This column discusses the Fifth Amendment provision to the U.S. Constitution that provides for protection of a witness against compulsory self-incrimination. This topic was suggested after reading the Pennsylvania Supreme Court’s decisions regarding the conflicting rulings of the lower courts on the power of the state grand jury to issue reports, and the power of the district attorney to grant immunity to a witness. Likewise, members of the criminal defense bar report many instances where the assertion of the Fifth Amendment is often misunderstood by commonwealth prosecutors and supervising grand jury judges. This misunderstanding of the law and procedure was noted by the Investigating Grand Jury Task Force created by the Pennsylvania Supreme Court, which issued a report calling for training of supervising grand jury judges. See the report and recommendations of the Investigating Grand Jury Task Force, November 2019.

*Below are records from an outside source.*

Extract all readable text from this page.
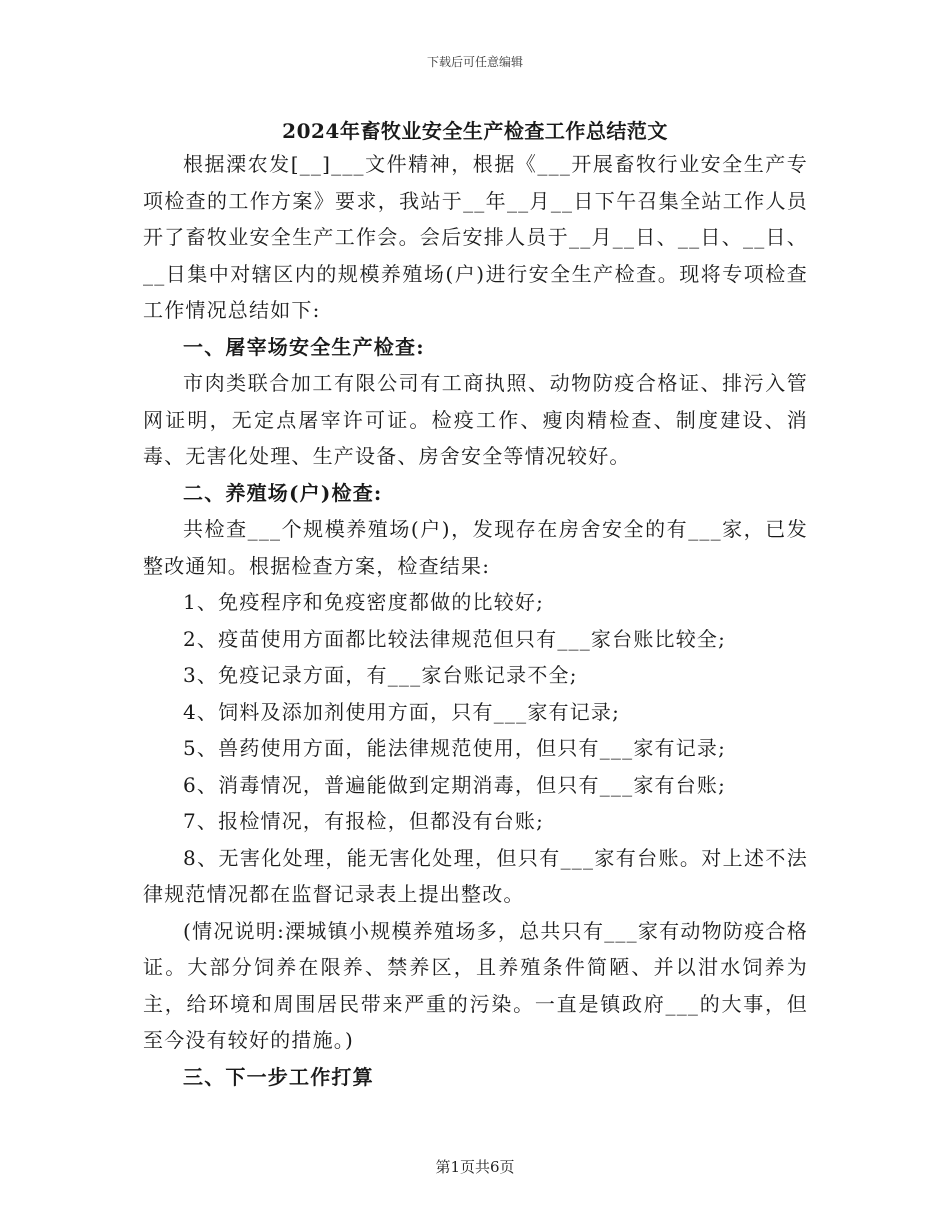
下载后可任意编辑
2024年畜牧业安全生产检查工作总结范文

根据溧农发[__]___文件精神，根据《___开展畜牧行业安全生产专项检查的工作方案》要求，我站于__年__月__日下午召集全站工作人员开了畜牧业安全生产工作会。会后安排人员于__月__日、__日、__日、__日集中对辖区内的规模养殖场(户)进行安全生产检查。现将专项检查工作情况总结如下:

一、屠宰场安全生产检查:

市肉类联合加工有限公司有工商执照、动物防疫合格证、排污入管网证明，无定点屠宰许可证。检疫工作、瘦肉精检查、制度建设、消毒、无害化处理、生产设备、房舍安全等情况较好。

二、养殖场(户)检查:

共检查___个规模养殖场(户)，发现存在房舍安全的有___家，已发整改通知。根据检查方案，检查结果:

1、免疫程序和免疫密度都做的比较好;

2、疫苗使用方面都比较法律规范但只有___家台账比较全;

3、免疫记录方面，有___家台账记录不全;

4、饲料及添加剂使用方面，只有___家有记录;

5、兽药使用方面，能法律规范使用，但只有___家有记录;

6、消毒情况，普遍能做到定期消毒，但只有___家有台账;

7、报检情况，有报检，但都没有台账;

8、无害化处理，能无害化处理，但只有___家有台账。对上述不法律规范情况都在监督记录表上提出整改。

(情况说明:溧城镇小规模养殖场多，总共只有___家有动物防疫合格证。大部分饲养在限养、禁养区，且养殖条件简陋、并以泔水饲养为主，给环境和周围居民带来严重的污染。一直是镇政府___的大事，但至今没有较好的措施。)

三、下一步工作打算

第1页共6页
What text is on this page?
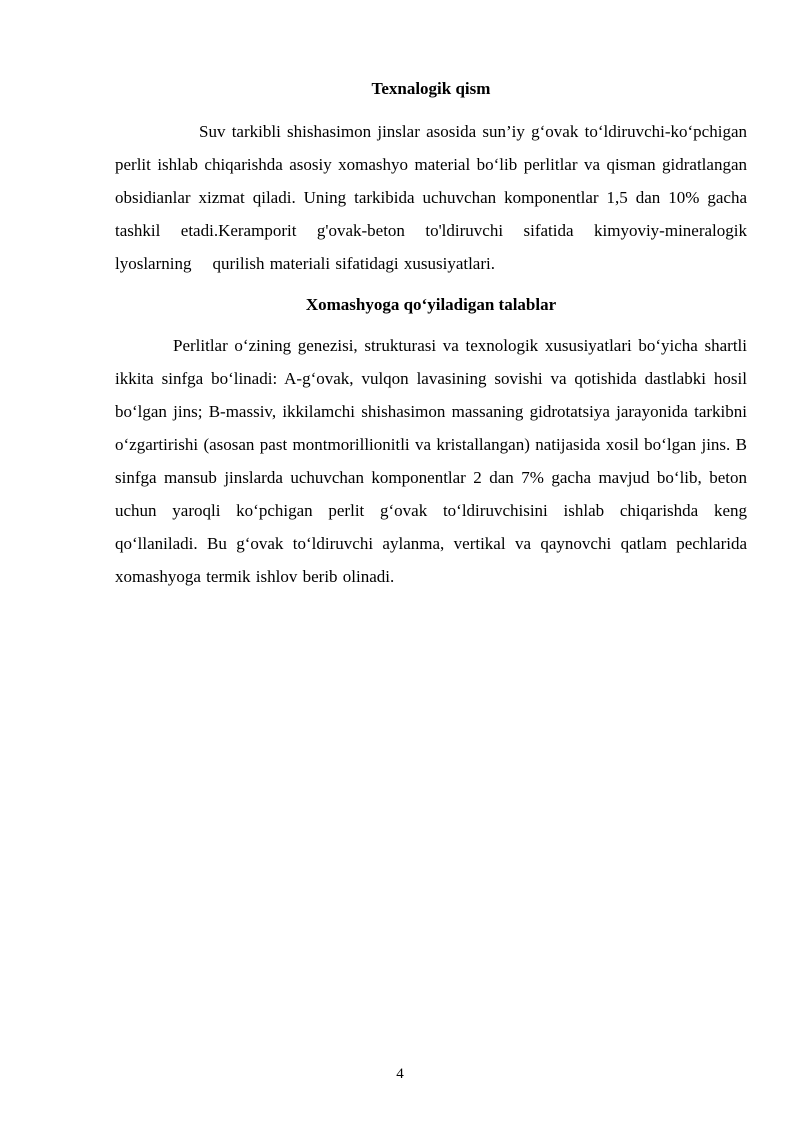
Texnalogik qism

Suv tarkibli shishasimon jinslar asosida sun’iy g‘ovak to‘ldiruvchi-ko‘pchigan perlit ishlab chiqarishda asosiy xomashyo material bo‘lib perlitlar va qisman gidratlangan obsidianlar xizmat qiladi. Uning tarkibida uchuvchan komponentlar 1,5 dan 10% gacha tashkil etadi.Keramporit g'ovak-beton to'ldiruvchi sifatida kimyoviy-mineralogik lyoslarning    qurilish materiali sifatidagi xususiyatlari.

Xomashyoga qo‘yiladigan talablar

Perlitlar o‘zining genezisi, strukturasi va texnologik xususiyatlari bo‘yicha shartli ikkita sinfga bo‘linadi: A-g‘ovak, vulqon lavasining sovishi va qotishida dastlabki hosil bo‘lgan jins; B-massiv, ikkilamchi shishasimon massaning gidrotatsiya jarayonida tarkibni o‘zgartirishi (asosan past montmorillionitli va kristallangan) natijasida xosil bo‘lgan jins. B sinfga mansub jinslarda uchuvchan komponentlar 2 dan 7% gacha mavjud bo‘lib, beton uchun yaroqli ko‘pchigan perlit g‘ovak to‘ldiruvchisini ishlab chiqarishda keng qo‘llaniladi. Bu g‘ovak to‘ldiruvchi aylanma, vertikal va qaynovchi qatlam pechlarida xomashyoga termik ishlov berib olinadi.

4
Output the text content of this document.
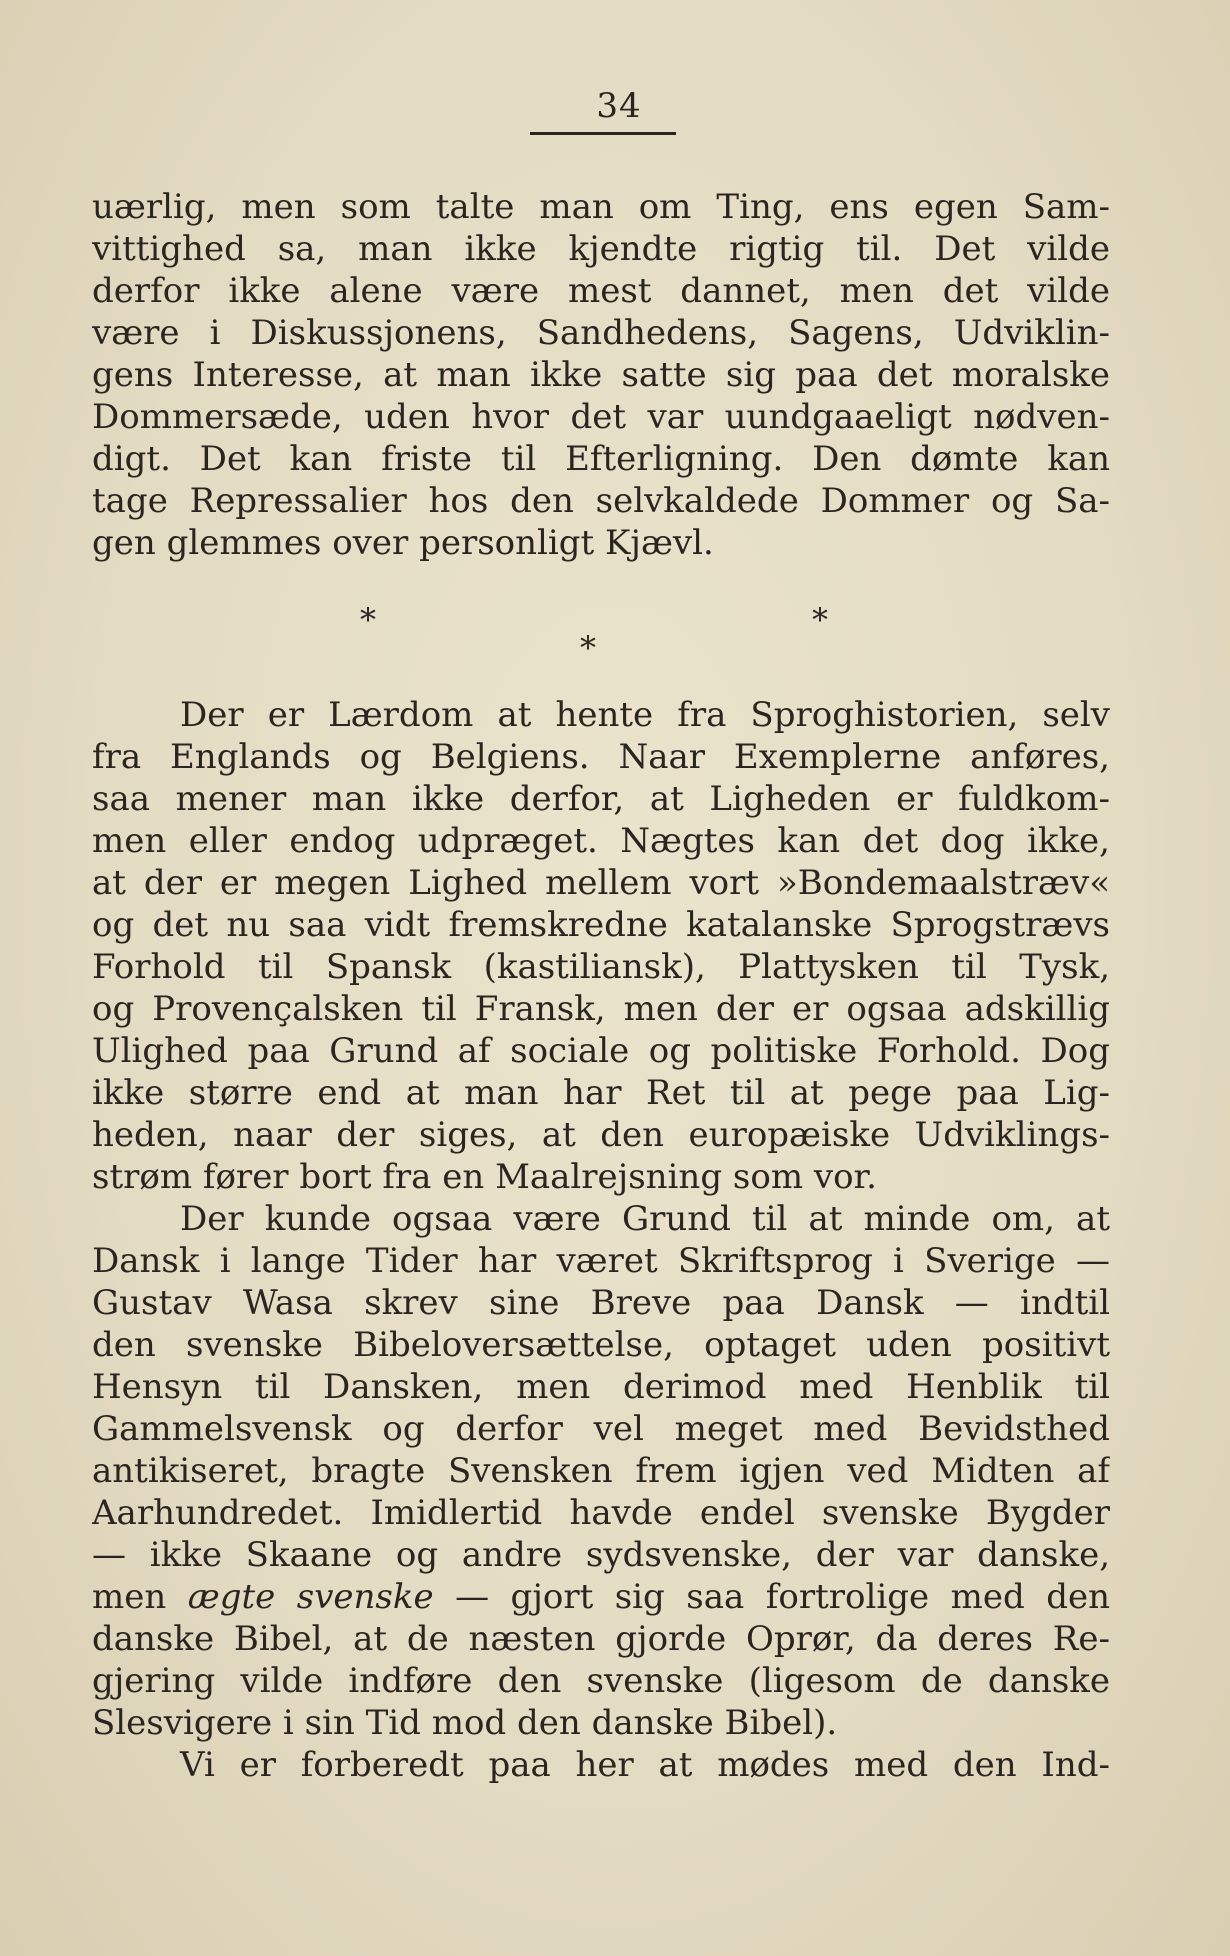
34
uærlig, men som talte man om Ting, ens egen Sam-
vittighed sa, man ikke kjendte rigtig til. Det vilde
derfor ikke alene være mest dannet, men det vilde
være i Diskussjonens, Sandhedens, Sagens, Udviklin-
gens Interesse, at man ikke satte sig paa det moralske
Dommersæde, uden hvor det var uundgaaeligt nødven-
digt. Det kan friste til Efterligning. Den dømte kan
tage Repressalier hos den selvkaldede Dommer og Sa-
gen glemmes over personligt Kjævl.
*
*
*
Der er Lærdom at hente fra Sproghistorien, selv
fra Englands og Belgiens. Naar Exemplerne anføres,
saa mener man ikke derfor, at Ligheden er fuldkom-
men eller endog udpræget. Nægtes kan det dog ikke,
at der er megen Lighed mellem vort »Bondemaalstræv«
og det nu saa vidt fremskredne katalanske Sprogstrævs
Forhold til Spansk (kastiliansk), Plattysken til Tysk,
og Provençalsken til Fransk, men der er ogsaa adskillig
Ulighed paa Grund af sociale og politiske Forhold. Dog
ikke større end at man har Ret til at pege paa Lig-
heden, naar der siges, at den europæiske Udviklings-
strøm fører bort fra en Maalrejsning som vor.
Der kunde ogsaa være Grund til at minde om, at
Dansk i lange Tider har været Skriftsprog i Sverige —
Gustav Wasa skrev sine Breve paa Dansk — indtil
den svenske Bibeloversættelse, optaget uden positivt
Hensyn til Dansken, men derimod med Henblik til
Gammelsvensk og derfor vel meget med Bevidsthed
antikiseret, bragte Svensken frem igjen ved Midten af
Aarhundredet. Imidlertid havde endel svenske Bygder
— ikke Skaane og andre sydsvenske, der var danske,
men ægte svenske — gjort sig saa fortrolige med den
danske Bibel, at de næsten gjorde Oprør, da deres Re-
gjering vilde indføre den svenske (ligesom de danske
Slesvigere i sin Tid mod den danske Bibel).
Vi er forberedt paa her at mødes med den Ind-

The Fifth Amendment can be asserted by a witness in any proceeding, civil or criminal, where the answer may incriminate him in future criminal proceedings. See Counselman v. Hitchcock, 142 U.S. 547 (1892). The provision must be accorded liberal construction. The privilege not only extends to answers that would support a conviction of a crime, but also those answers which would furnish a link in the chain of evidence needed to prosecute the witness for a crime. See U.S. Hoffman v. United States, 341 U.S. 479 (1951), citing Blau v. United States, 340 U.S. 159 (1950). The court in Hoffman dealt with the application of the Fifth Amendment to possible federal crimes. The Fifth Amendment protection against compulsory self-incrimination of the U.S. Constitution was later equally applied to state proceedings, Mallory v. Hogan, 378 U.S. 1 (1964). The Fifth Amendment is applied in the same manner in state court as in federal court, and there is not a lesser standard applied in state court.